Introduction The relationship between serum cholesterol and cancer risk remains controversial. We examined the association between total serum cholesterol and cancer incidence in the Metabolic Syndrome and Cancer Project (Me-Can).

Methods Me-Can consists of seven cohorts from Norway, Austria, and Sweden including 289 273 male and 288 057 female participants prospectively followed up for cancer incidence (n=39 004) for a mean follow-up of 11.7 years. We used Cox regression models with age as the underlying time metric to calculate HRs and their 95% CIs for 1 mmol/l increment of total cholesterol levels adjusting for age at first measurement, body mass index and smoking. Additionally, we performed lag time analyses and corrected HRs for regression dilution bias.

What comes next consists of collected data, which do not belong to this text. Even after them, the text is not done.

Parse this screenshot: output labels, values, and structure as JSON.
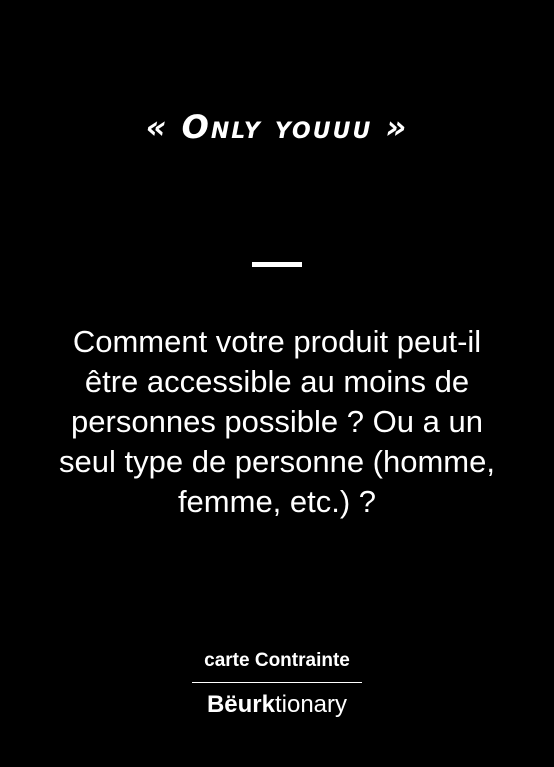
{
  "card": {
    "title": "« Only youuu »",
    "question": "Comment votre produit peut-il être accessible au moins de personnes possible ? Ou a un seul type de personne (homme, femme, etc.) ?",
    "card_type": "carte Contrainte",
    "brand_bold": "Bëurk",
    "brand_light": "tionary",
    "colors": {
      "background": "#000000",
      "text": "#ffffff"
    }
  }
}
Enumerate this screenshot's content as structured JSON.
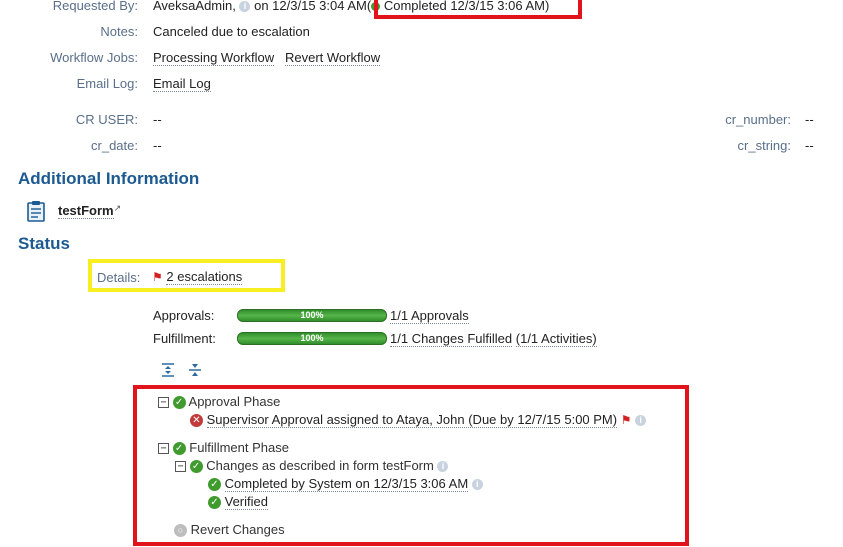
{
  "request": {
    "requested_by_label": "Requested By:",
    "requested_by_user": "AveksaAdmin,",
    "requested_on": "on 12/3/15 3:04 AM",
    "status_open": "(",
    "status_text": "Completed 12/3/15 3:06 AM)",
    "notes_label": "Notes:",
    "notes_value": "Canceled due to escalation",
    "workflow_jobs_label": "Workflow Jobs:",
    "workflow_job_1": "Processing Workflow",
    "workflow_job_2": "Revert Workflow",
    "email_log_label": "Email Log:",
    "email_log_link": "Email Log"
  },
  "custom_fields": {
    "cr_user_label": "CR USER:",
    "cr_user_value": "--",
    "cr_date_label": "cr_date:",
    "cr_date_value": "--",
    "cr_number_label": "cr_number:",
    "cr_number_value": "--",
    "cr_string_label": "cr_string:",
    "cr_string_value": "--"
  },
  "additional_info": {
    "heading": "Additional Information",
    "form_link": "testForm"
  },
  "status": {
    "heading": "Status",
    "details_label": "Details:",
    "escalations": "2 escalations",
    "approvals_label": "Approvals:",
    "approvals_percent": "100%",
    "approvals_progress": 1.0,
    "approvals_summary": "1/1 Approvals",
    "fulfillment_label": "Fulfillment:",
    "fulfillment_percent": "100%",
    "fulfillment_progress": 1.0,
    "fulfillment_summary": "1/1 Changes Fulfilled",
    "fulfillment_activities": "(1/1 Activities)"
  },
  "tree": {
    "approval_phase": "Approval Phase",
    "supervisor_approval": "Supervisor Approval assigned to Ataya, John (Due by 12/7/15 5:00 PM)",
    "fulfillment_phase": "Fulfillment Phase",
    "changes_form": "Changes as described in form testForm",
    "completed_by": "Completed by System on 12/3/15 3:06 AM",
    "verified": "Verified",
    "revert_changes": "Revert Changes"
  },
  "colors": {
    "highlight_red": "#e2141b",
    "highlight_yellow": "#f7ef1f",
    "heading_blue": "#1c5a91",
    "progress_green": "#3f9b2e"
  }
}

Results Significant relationships of cholesterol with cancer incidence were all inverse including liver cancer (HR=0.62; 95% CI 0.42 to 0.90) in males and cancers of the liver (0.62; 0.49 to 0.78), gallbladder (0.62; 0.44 to 0.85), breast (0.90; 0.85 to 0.94), and cancers of the lymph and haematopoietic tissue (0.85; 0.76 to 0.93) in females. In lag analyses excluding cancer events occurring up to 5 years after cholesterol measurements, relationships persisted for liver, gallbladder and breast cancer.

Conclusions Total cholesterol was negatively associated with cancer risk at several sites. Lag time analyses suggested that these associations are only partially explained by reverse causation.